Asymmetric Active Center Triggers Side-On Photo-Fenton-Like Reaction Through Polar Charge Transfer and Self-Adapting Sulfur Vacancies

The Fenton-like process driven by visible-light (photo-Fenton-like) holds immense promise for abating emerging contaminants through offering efficient charge transfer in peroxymonosulfate (PMS) activation. However, the catalytic interface charge transfer limitations, weak adsorption interactions, and high dissociation energy of the short O─O bond hinders efficient PMS activation in these systems. Herein, asymmetric active centers were constructed in a Cu-doped Zn₃In₂S₆ photocatalyst (Cu–ZIS_V) to accelerate PMS activation kinetics via modulating the polar charge transfer and activation pathway of PMS. The resulting asymmetric Cu–S_V–Zn sites resulted in an increase in the first-order kinetic constant of Cu–ZIS_V by 4.87 times (0.1674 min⁻¹) through polar charge transfer, outperforming the previously reported sulfur vacancy-based photocatalysts. Self-adapting S vacancies triggered by Cu-doping regulated the traditional activation of PMS from end-on-type to side-on-type.

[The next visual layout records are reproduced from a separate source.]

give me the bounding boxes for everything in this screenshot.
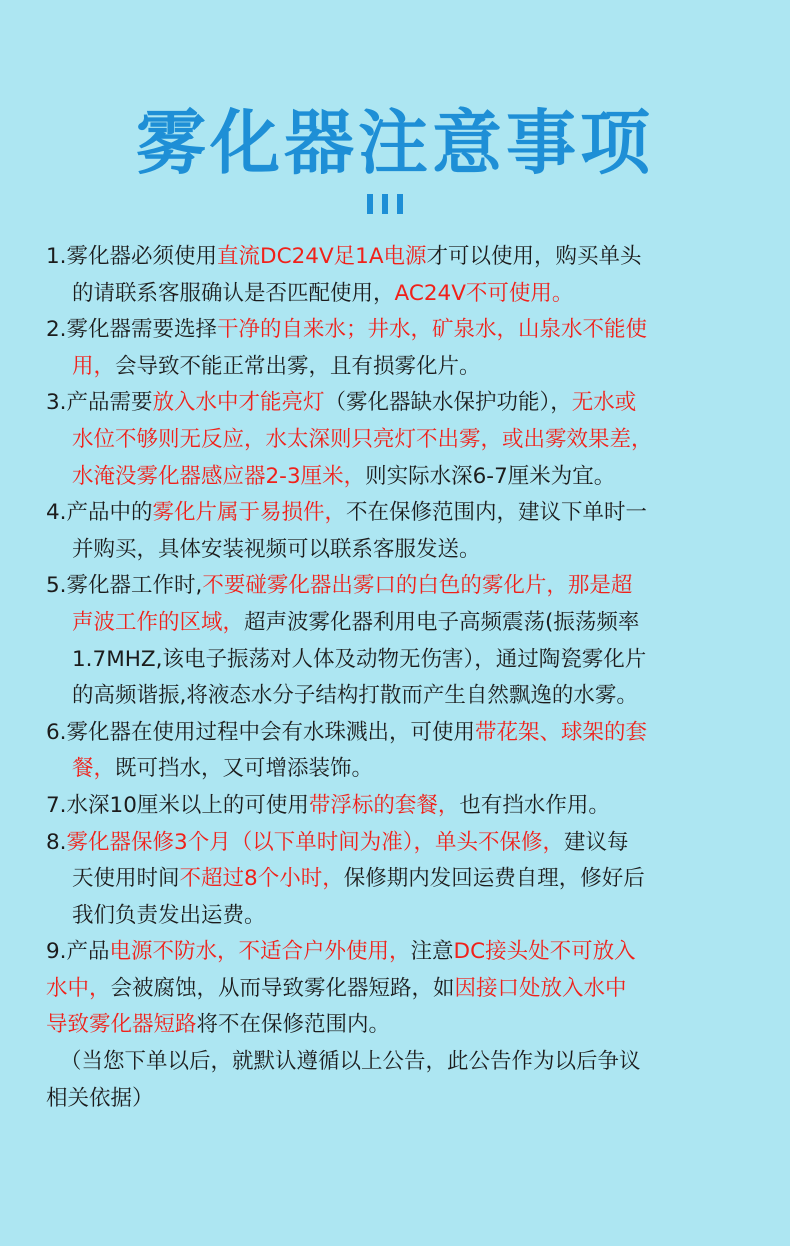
notice-text: 会导致不能正常出雾，且有损雾化片。 — [115, 353, 481, 379]
notice-text: 将不在保修范围内。 — [196, 1012, 391, 1038]
notice-text: 1.雾化器必须使用 — [46, 244, 218, 269]
notice-8-line-2 — [46, 861, 746, 898]
highlight-text: 水淹没雾化器感应器2-3厘米， — [72, 463, 366, 489]
notice-text: 会被腐蚀，从而导致雾化器短路，如 — [110, 975, 455, 1001]
notice-text: 9.产品 — [46, 939, 110, 965]
disclaimer-line-1 — [46, 1044, 746, 1081]
notice-text: 3.产品需要 — [46, 390, 153, 416]
notice-7-line-1 — [46, 788, 746, 825]
notice-6-line-2 — [46, 751, 746, 788]
notice-text: 建议每 — [563, 829, 629, 855]
notice-2-line-2 — [46, 349, 746, 386]
notice-5-line-4 — [46, 678, 746, 715]
notice-text: 既可挡水，又可增添装饰。 — [115, 756, 374, 782]
highlight-text: 电源不防水，不适合户外使用， — [109, 939, 411, 965]
highlight-text: 不要碰雾化器出雾口的白色的雾化片，那是超 — [202, 573, 633, 599]
notice-text: 6.雾化器在使用过程中会有水珠溅出，可使用 — [46, 719, 476, 745]
notice-3-line-2 — [46, 422, 746, 459]
notice-text: 注意 — [410, 939, 454, 965]
notice-5-line-1 — [46, 568, 746, 605]
disclaimer-line-2 — [46, 1081, 746, 1118]
notice-text: 相关依据） — [46, 1085, 154, 1111]
highlight-text: 雾化片属于易损件， — [152, 500, 347, 526]
notice-4-line-2 — [46, 532, 746, 569]
notice-9-line-1 — [46, 934, 746, 971]
notice-text: 并购买，具体安装视频可以联系客服发送。 — [72, 536, 481, 562]
notice-8-line-1 — [46, 825, 746, 862]
highlight-text: 水位不够则无反应，水太深则只亮灯不出雾，或出雾效果差， — [72, 426, 653, 452]
highlight-text: DC接头处不可放入 — [453, 939, 636, 965]
notice-1-line-1 — [46, 239, 746, 276]
notice-text: 保修期内发回运费自理，修好后 — [343, 866, 645, 892]
highlight-text: AC24V不可使用。 — [394, 280, 574, 306]
highlight-text: 导致雾化器短路 — [46, 1012, 197, 1038]
highlight-text: 放入水中才能亮灯 — [152, 390, 325, 416]
notice-9-line-3 — [46, 1007, 746, 1044]
notice-text: 我们负责发出运费。 — [72, 902, 266, 928]
notice-text: 的请联系客服确认是否匹配使用， — [72, 280, 395, 306]
notice-text: （当您下单以后，就默认遵循以上公告，此公告作为以后争议 — [60, 1049, 641, 1075]
notice-3-line-3 — [46, 459, 746, 496]
notice-2-line-1 — [46, 312, 746, 349]
notice-9-line-2 — [46, 971, 746, 1008]
notice-4-line-1 — [46, 495, 746, 532]
notice-text: （雾化器缺水保护功能）， — [324, 390, 572, 416]
notice-text: 超声波雾化器利用电子高频震荡(振荡频率 — [244, 609, 640, 635]
highlight-text: 直流DC24V足1A电源 — [217, 244, 427, 269]
highlight-text: 无水或 — [571, 390, 637, 416]
notice-text: 才可以使用，购买单头 — [426, 244, 642, 269]
highlight-text: 带花架、球架的套 — [475, 719, 648, 745]
notice-text: 8. — [46, 829, 67, 855]
notice-text: 5.雾化器工作时, — [46, 573, 203, 599]
highlight-text: 水中， — [46, 975, 111, 1001]
notice-text: 则实际水深6-7厘米为宜。 — [365, 463, 616, 489]
highlight-text: 因接口处放入水中 — [454, 975, 627, 1001]
notice-text: 1.7MHZ,该电子振荡对人体及动物无伤害），通过陶瓷雾化片 — [72, 646, 647, 672]
notice-text: 7.水深10厘米以上的可使用 — [46, 792, 309, 818]
page-title: 雾化器注意事项 — [136, 102, 654, 184]
notice-text: 不在保修范围内，建议下单时一 — [346, 500, 648, 526]
highlight-text: 餐， — [72, 756, 116, 782]
notice-8-line-3 — [46, 898, 746, 935]
title-decoration-marks — [367, 194, 407, 214]
notice-5-line-3 — [46, 642, 746, 679]
notice-3-line-1 — [46, 385, 746, 422]
notice-text: 的高频谐振,将液态水分子结构打散而产生自然飘逸的水雾。 — [72, 683, 638, 709]
notice-6-line-1 — [46, 715, 746, 752]
notice-5-line-2 — [46, 605, 746, 642]
notice-text: 2.雾化器需要选择 — [46, 317, 218, 343]
notice-list — [46, 239, 746, 1117]
highlight-text: 雾化器保修3个月（以下单时间为准），单头不保修， — [66, 829, 564, 855]
highlight-text: 干净的自来水；井水，矿泉水，山泉水不能使 — [217, 317, 648, 343]
highlight-text: 不超过8个小时， — [179, 866, 344, 892]
notice-text: 天使用时间 — [72, 866, 180, 892]
highlight-text: 声波工作的区域， — [72, 609, 245, 635]
notice-text: 也有挡水作用。 — [459, 792, 610, 818]
highlight-text: 用， — [72, 353, 116, 379]
notice-text: 4.产品中的 — [46, 500, 153, 526]
notice-1-line-2 — [46, 276, 746, 313]
highlight-text: 带浮标的套餐， — [308, 792, 460, 818]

The synergistic effect of polar charge transfer and the side-on surface-bound PMS complex (side-on PMS*) facilitated the stretching of O─O bonds (1.362–1.493 Å) in PMS and lowered the free energy barrier by 85% (1.176–0.175 eV), significantly promoting the generation of reactive oxygen species (ROS). This study offers new insights for improving the efficiency of side-on photo-Fenton-like reactions via self-adapting modulation, providing a promising strategy for efficient photo-Fenton-like processes in practical water treatment.